Calculates depreciated cost adjustments from the appraiser’s estimate of Remaining Economic Life.
Any estimate of Remaining Economic Life, together with a Quality rating, is an estimate of the percentage of cost new being paid by the market. This is true because Remaining Economic Life / Economic Life is the percentage of cost being paid by the market, and each quality rating has a specified economic life. This calculator is the one I use for desktop appraisals when I do not have first-hand sketch data and the Cost Approach is beyond the scope of the assignment.
Calculates depreciated cost adjustments by extracting depreciation from the market.
In most cases, it is more credible to estimate Market Value than it is to estimate Remaining Economic Life. Solomon Cost begins with the estimate of market value, and works back through the cost approach to solve for the amount of depreciation recognized by the market. Indicated Value by Cost Approach becomes Indicated Depreciation by Cost Approach.
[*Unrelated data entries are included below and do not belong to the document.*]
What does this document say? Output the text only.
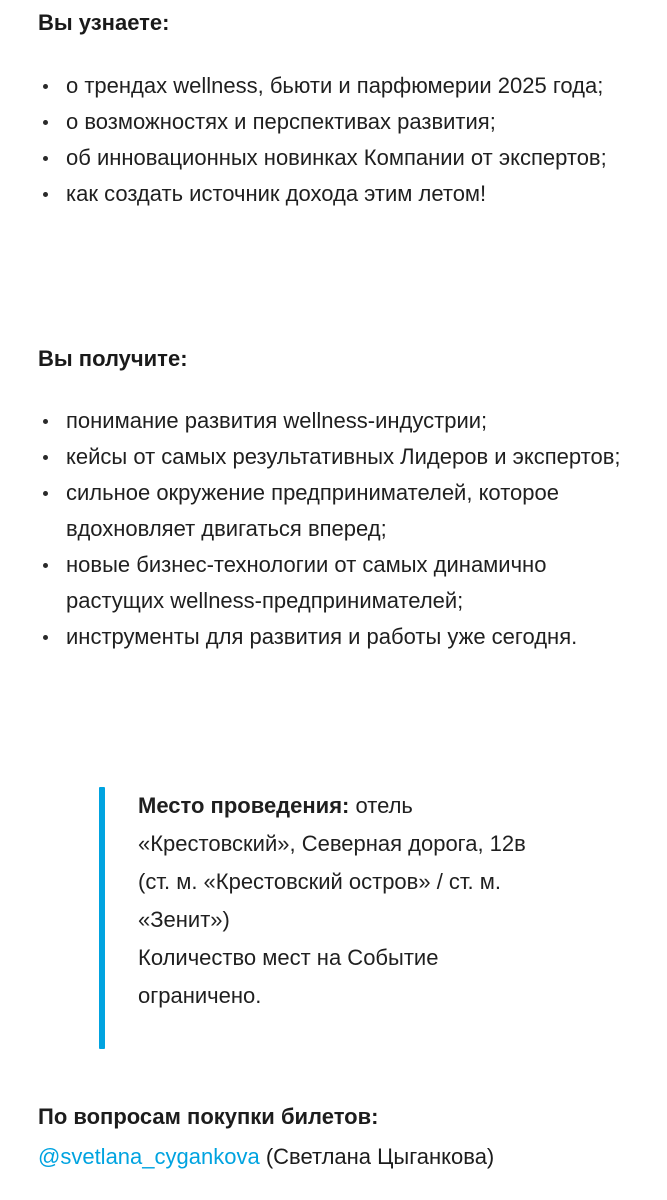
Вы узнаете:
о трендах wellness, бьюти и парфюмерии 2025 года;
о возможностях и перспективах развития;
об инновационных новинках Компании от экспертов;
как создать источник дохода этим летом!
Вы получите:
понимание развития wellness-индустрии;
кейсы от самых результативных Лидеров и экспертов;
сильное окружение предпринимателей, которое вдохновляет двигаться вперед;
новые бизнес-технологии от самых динамично растущих wellness-предпринимателей;
инструменты для развития и работы уже сегодня.
Место проведения: отель «Крестовский», Северная дорога, 12в (ст. м. «Крестовский остров» / ст. м. «Зенит»)
Количество мест на Событие ограничено.
По вопросам покупки билетов:
@svetlana_cygankova (Светлана Цыганкова)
Is an estimate of market value a predetermined result? No. The appraiser's estimate of effective age is not a predetermined result. That estimate is used in the calculation of Indicated Value by Cost Approach in the URAR. Likewise, an estimate of market value can be used to indicate depreciation in the cost approach. The resulting depreciated cost adjustments, when used in the sales grid, are likely to indicate a different market value than the original estimate. The resulting market value can then be entered into the calculator to fine-tune the depreciated cost adjustment values. Think of this as an iterative process of testing an hypothesis. The Oxford Dictionaries Online define the scientific method as "a method or procedure that has characterized natural science since the 17th century, consisting in systematic observation, measurement, and experiment, and the formulation, testing, and modification of hypotheses"
Solomon Cost New
Calculates replacement cost adjustments by equalizing local builder cost to unbiased, third party cost data.
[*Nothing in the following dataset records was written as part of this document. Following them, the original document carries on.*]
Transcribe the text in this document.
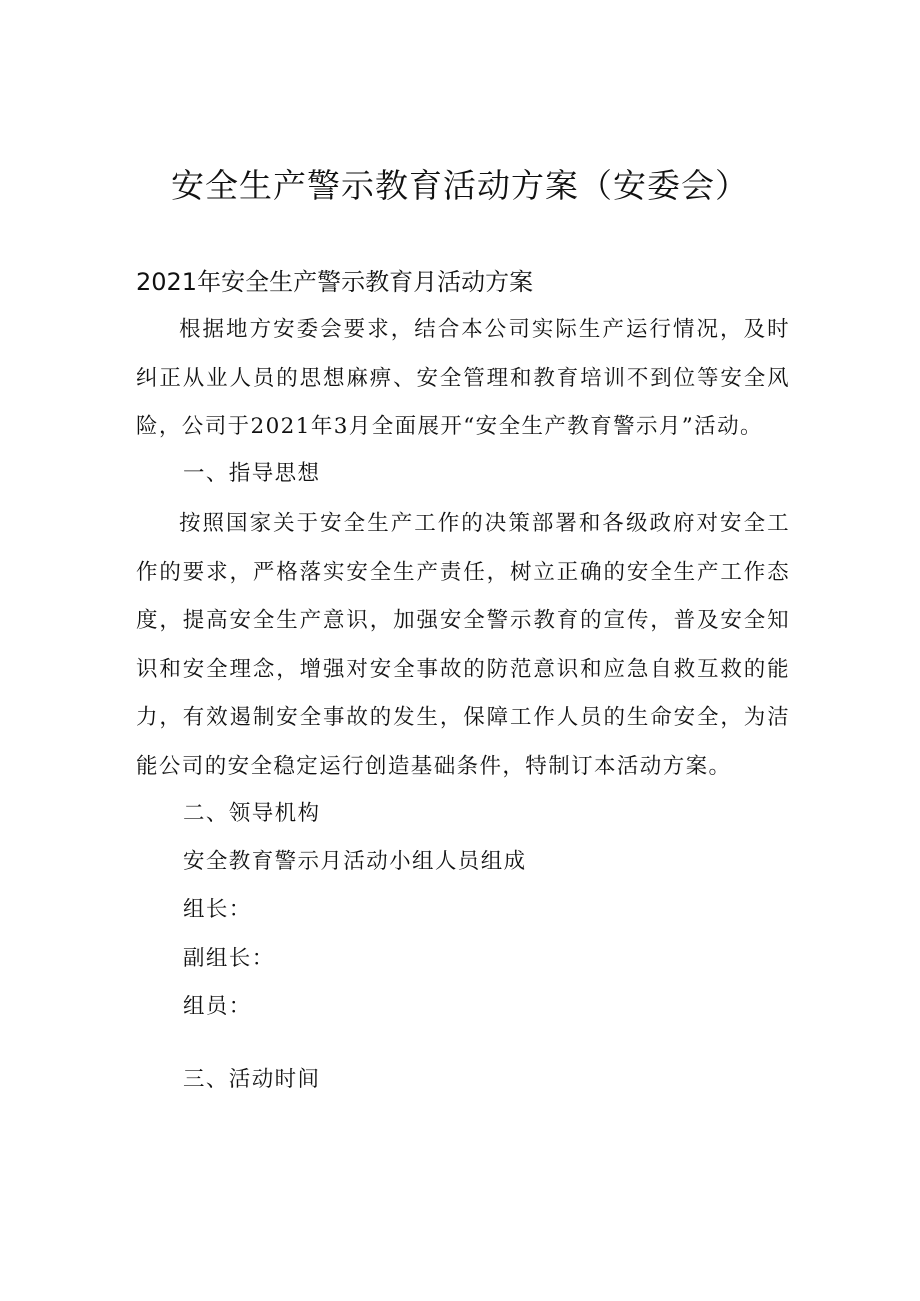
安全生产警示教育活动方案（安委会）
2021年安全生产警示教育月活动方案
根据地方安委会要求，结合本公司实际生产运行情况，及时纠正从业人员的思想麻痹、安全管理和教育培训不到位等安全风险，公司于2021年3月全面展开“安全生产教育警示月”活动。
一、指导思想
按照国家关于安全生产工作的决策部署和各级政府对安全工作的要求，严格落实安全生产责任，树立正确的安全生产工作态度，提高安全生产意识，加强安全警示教育的宣传，普及安全知识和安全理念，增强对安全事故的防范意识和应急自救互救的能力，有效遏制安全事故的发生，保障工作人员的生命安全，为洁能公司的安全稳定运行创造基础条件，特制订本活动方案。
二、领导机构
安全教育警示月活动小组人员组成
组长：
副组长：
组员：
三、活动时间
Third party cost data is developed from large sample sizes of projects. It is inevitable that the local builder's cost for a particular project (sales price) will differ from published data, no matter the source. We solve this problem by equalizing third party cost data to the local builder cost. Solomon Cost New calculates two sets of numbers for you. First is the cost data straight from National Building Cost. The Indicated Value by Cost Approach will differ from the local builder sales price as expected. The second set of numbers equalizes Indicated Value by Cost Approach with the builder's sale price by adjusting the Dwelling number.
Extracts site value from a sold comp, cost data and the appraiser’s estimate of Effective Age.
Site value is a critical variable in the depreciated cost method. If site value is understated, depreciation will be too low and depreciated cost adjustments will be too high. Likewise, if site value is too high, depreciation will be overstated and depreciated cost adjustments will be too low. Solomon Site is designed to help you with your Opinion of Site Value. Think about it: if property values have appreciated 5% in the past year and land is 25% of value, the site value has increased at a much higher rate. The building replacement cost may be up 3%, but depreciation eats half of that. Consider this example:
Last year a property was worth $200,000, Site Value was $50,000 and depreciated cost was $150,000. This year the property is worth $210,000 (up 5%), depreciated cost is $152,250 (up a net of 1.5%) so land has to be $57,750. That is an increase of 15.5% ! If you are not keeping up with land values, your depreciated cost adjustments will be too high.
Solomon Market Time
Calculates a Market Time adjustment from an appraiser determined annual rate of appreciation / decline in the market. Comp market value is derived from sales price and concessions. The interval in days between comp contract date and report effective date is calculated and applied to the comp market value. If the comp sale price is $206,000 with $6,000 in concessions, and the annual appreciation rate is 4%, the adjustment for a one year old comp is calculated as $8,000. ($206,000 - $6,000) x .04 x (365/365) = $8,000. If the contract date is 137 days before the effective date, the adjustment would be $3,003. ($206,000 - $6,000) x .04 x (137/365) = $3003.